Pour cela, il exhorte les internautes à documenter les propos tenus, à conserver les enregistrements, à lister les intervenants polémiques. Il transforme ainsi l’audience passive en corps de contrôle civique.
Il appelle cela “un devoir républicain”. Une formule qui fait réagir. Car en face, les partisans de CNews hurlent à la censure, à la tyrannie idéologique, au maccarthysme inversé.
Réactions : Entre soutien citoyen et indignation médiatique
D’un côté, des internautes séduits par l’idée d’une riposte légale face à ce qu’ils considèrent comme une dérive médiatique quotidienne. De l’autre, des personnalités du monde journalistique qui dénoncent une attaque contre la liberté d’expression, voire une stratégie totalitaire.
CNews, de son côté, répond en rappelant que ses éditorialistes sont “libres de penser et de s’exprimer”, dans le cadre du débat public. La chaîne se réfère à la Déclaration des droits de l’homme, et rappelle que l’ARCOM ne l’a jamais lourdement sanctionnée malgré de nombreuses alertes.
Un précédent ? Oui, mais jamais jusqu’à la fermeture
Jamais encore une chaîne française n’a été fermée à la suite d’un mouvement citoyen de signalements. Des sanctions, oui : Mises en demeure, amendes, rappels à l’ordre. Mais jamais de coupure de signal.
Le plan de Guénolé est donc à la fois audacieux et inédit. Il repose sur l’idée que la démocratie ne s’arrête pas au droit de parler, mais s’exerce aussi par la vigilance collective.
Un affrontement idéologique plus vaste
Car au fond, cette affaire n’est pas seulement technique ou réglementaire. Elle met en lumière un clivage profond :
- D’un côté, ceux qui voient dans CNews un contre-pouvoir nécessaire, une voix dissidente face à un “système médiatique de gauche”.
- De l’autre, ceux qui la considèrent comme un outil de propagande, flirtant en permanence avec l’agenda identitaire de l’extrême droite.
Thomas Guénolé, lui, se revendique du camp républicain. Celui qui oppose à la haine des procédures, à l’intimidation la loi, à la démagogie un manuel d’auto-défense démocratique.
Un signalement peut-il éteindre un signal ?

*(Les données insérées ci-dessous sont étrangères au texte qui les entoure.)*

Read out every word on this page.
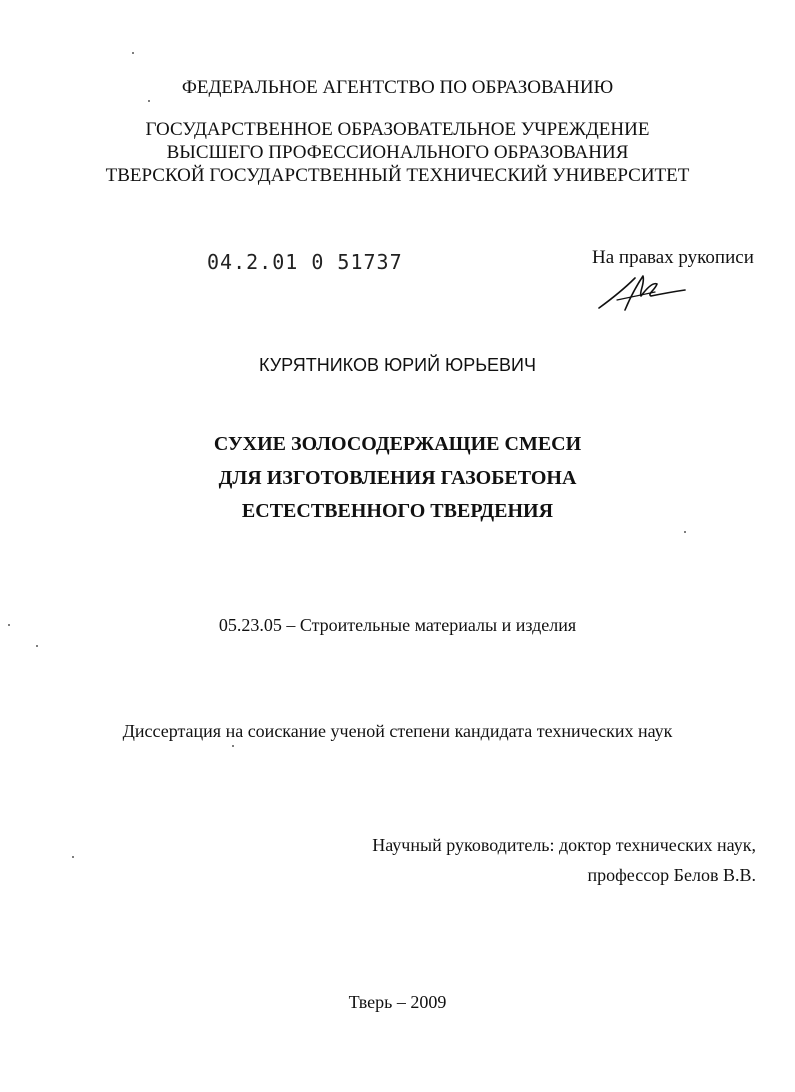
ФЕДЕРАЛЬНОЕ АГЕНТСТВО ПО ОБРАЗОВАНИЮ
ГОСУДАРСТВЕННОЕ ОБРАЗОВАТЕЛЬНОЕ УЧРЕЖДЕНИЕ
ВЫСШЕГО ПРОФЕССИОНАЛЬНОГО ОБРАЗОВАНИЯ
ТВЕРСКОЙ ГОСУДАРСТВЕННЫЙ ТЕХНИЧЕСКИЙ УНИВЕРСИТЕТ
04.2.01 0 51737	На правах рукописи
КУРЯТНИКОВ ЮРИЙ ЮРЬЕВИЧ
СУХИЕ ЗОЛОСОДЕРЖАЩИЕ СМЕСИ
ДЛЯ ИЗГОТОВЛЕНИЯ ГАЗОБЕТОНА
ЕСТЕСТВЕННОГО ТВЕРДЕНИЯ
05.23.05 – Строительные материалы и изделия
Диссертация на соискание ученой степени кандидата технических наук
Научный руководитель: доктор технических наук,
профессор Белов В.В.
Тверь – 2009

À travers ce plan minutieux, Thomas Guénolé replace la question du rôle citoyen au centre du débat médiatique. Il ne propose pas une révolution. Il propose une procédure, un droit à exercer. Il transforme la télécommande en arme civique.
Mais ce combat ne fait que commencer. Il reste à savoir si l’ARCOM écoutera ces signalements massifs… ou s’ils se perdront dans le grand silence des institutions qui, bien souvent, préfèrent éviter le tumulte.